Since the league doles out playoff assignments based on regular season grades, and only the crew that works the Super Bowl will work a pair of playoff games (including one next weekend), it stands to reason that Coleman, Parry, Steratore and Torbert represent the seventh through 10th spots in the referee power rankings. There are 17 referees on the league’s official roster.

It would seemingly follow that next week we’ll see the top crew and crews four through six, and the second- and third-ranked crews will work conference championship games.

But that gets us back to this weekend.

Among these esteemed officials are two guys who administered a pair of high-profile mistakes on Monday nights, meaning the rest of their work must have been really good.

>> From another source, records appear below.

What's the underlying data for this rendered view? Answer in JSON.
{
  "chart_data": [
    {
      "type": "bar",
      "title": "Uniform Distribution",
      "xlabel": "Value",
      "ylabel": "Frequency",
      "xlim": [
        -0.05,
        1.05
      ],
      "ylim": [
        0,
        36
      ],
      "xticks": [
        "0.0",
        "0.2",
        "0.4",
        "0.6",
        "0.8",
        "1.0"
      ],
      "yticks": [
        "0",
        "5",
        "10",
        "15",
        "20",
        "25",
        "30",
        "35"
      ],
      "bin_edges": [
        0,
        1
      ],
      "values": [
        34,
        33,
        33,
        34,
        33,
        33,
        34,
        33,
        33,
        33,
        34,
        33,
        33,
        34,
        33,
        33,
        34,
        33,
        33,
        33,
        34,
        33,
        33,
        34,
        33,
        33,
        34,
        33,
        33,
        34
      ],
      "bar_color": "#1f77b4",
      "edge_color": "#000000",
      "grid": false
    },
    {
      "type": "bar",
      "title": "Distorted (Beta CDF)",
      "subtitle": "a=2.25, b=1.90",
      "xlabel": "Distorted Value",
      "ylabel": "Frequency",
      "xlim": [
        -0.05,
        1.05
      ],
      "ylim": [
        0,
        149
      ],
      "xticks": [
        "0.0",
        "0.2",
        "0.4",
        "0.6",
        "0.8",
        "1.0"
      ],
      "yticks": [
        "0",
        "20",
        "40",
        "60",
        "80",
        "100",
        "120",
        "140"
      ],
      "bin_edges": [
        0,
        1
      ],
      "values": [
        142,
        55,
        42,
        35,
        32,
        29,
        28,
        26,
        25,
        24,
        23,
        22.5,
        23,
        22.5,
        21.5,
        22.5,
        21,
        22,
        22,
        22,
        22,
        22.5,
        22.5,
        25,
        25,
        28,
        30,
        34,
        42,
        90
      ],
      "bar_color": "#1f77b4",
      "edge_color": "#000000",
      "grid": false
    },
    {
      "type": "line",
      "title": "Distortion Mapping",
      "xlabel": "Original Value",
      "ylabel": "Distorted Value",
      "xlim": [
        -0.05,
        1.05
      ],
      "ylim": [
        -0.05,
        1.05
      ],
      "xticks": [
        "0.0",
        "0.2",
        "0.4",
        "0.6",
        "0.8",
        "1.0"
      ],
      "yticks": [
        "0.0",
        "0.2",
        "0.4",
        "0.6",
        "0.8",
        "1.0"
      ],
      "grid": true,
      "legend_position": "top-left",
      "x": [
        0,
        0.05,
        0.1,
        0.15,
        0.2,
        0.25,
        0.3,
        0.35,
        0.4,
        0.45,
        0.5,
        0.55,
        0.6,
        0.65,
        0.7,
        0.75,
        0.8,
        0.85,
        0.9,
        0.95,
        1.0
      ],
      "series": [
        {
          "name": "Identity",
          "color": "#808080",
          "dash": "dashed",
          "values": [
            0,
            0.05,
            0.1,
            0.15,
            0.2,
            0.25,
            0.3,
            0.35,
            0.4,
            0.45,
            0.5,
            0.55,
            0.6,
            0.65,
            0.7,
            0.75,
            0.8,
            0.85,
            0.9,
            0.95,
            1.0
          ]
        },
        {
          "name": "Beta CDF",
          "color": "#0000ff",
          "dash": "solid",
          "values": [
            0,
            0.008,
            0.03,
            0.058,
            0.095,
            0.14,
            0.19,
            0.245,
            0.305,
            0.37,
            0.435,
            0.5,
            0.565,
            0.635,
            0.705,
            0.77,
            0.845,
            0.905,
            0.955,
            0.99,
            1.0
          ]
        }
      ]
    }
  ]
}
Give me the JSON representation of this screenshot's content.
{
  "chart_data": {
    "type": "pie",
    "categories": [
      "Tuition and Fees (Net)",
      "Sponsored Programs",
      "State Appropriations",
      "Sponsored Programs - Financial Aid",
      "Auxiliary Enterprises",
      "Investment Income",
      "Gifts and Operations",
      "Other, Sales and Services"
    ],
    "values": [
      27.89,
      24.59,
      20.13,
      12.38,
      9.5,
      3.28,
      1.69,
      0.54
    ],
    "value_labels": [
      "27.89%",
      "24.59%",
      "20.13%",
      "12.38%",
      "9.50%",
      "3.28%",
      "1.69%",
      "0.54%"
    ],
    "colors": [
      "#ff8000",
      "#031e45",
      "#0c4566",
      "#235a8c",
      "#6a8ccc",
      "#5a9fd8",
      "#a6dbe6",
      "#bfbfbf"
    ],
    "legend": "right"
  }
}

Torbert’s crew missed an obvious player trying to report eligible in the Cardinals-Ravens game, which the league circled back and admitted was a mistake.

Steratore attracted notice during the Patriots-Bills game for an inadvertent whistle that stopped a play and also for saying Bills wideout Sammy Watkins was “giving himself up” rather than trying to get out of bounds, which kept the Bills for having a chance at a Hail Mary.

Torbert will be working Saturday’s Chiefs-Texans game, while Steratore will be in Washington Sunday.

While the attention paid to officials’ mistakes has compounded (possibly but not absolutely at a higher rate than the mistakes themselves), the bigger problem might be trying to reward too many officials.

With no more than four games on any weekend, it’s a little hard to justify the guy who came in 10th of 17 advancing to the postseason, turning officiating assignments into the equivalent of a pre-Christmas college bowl game.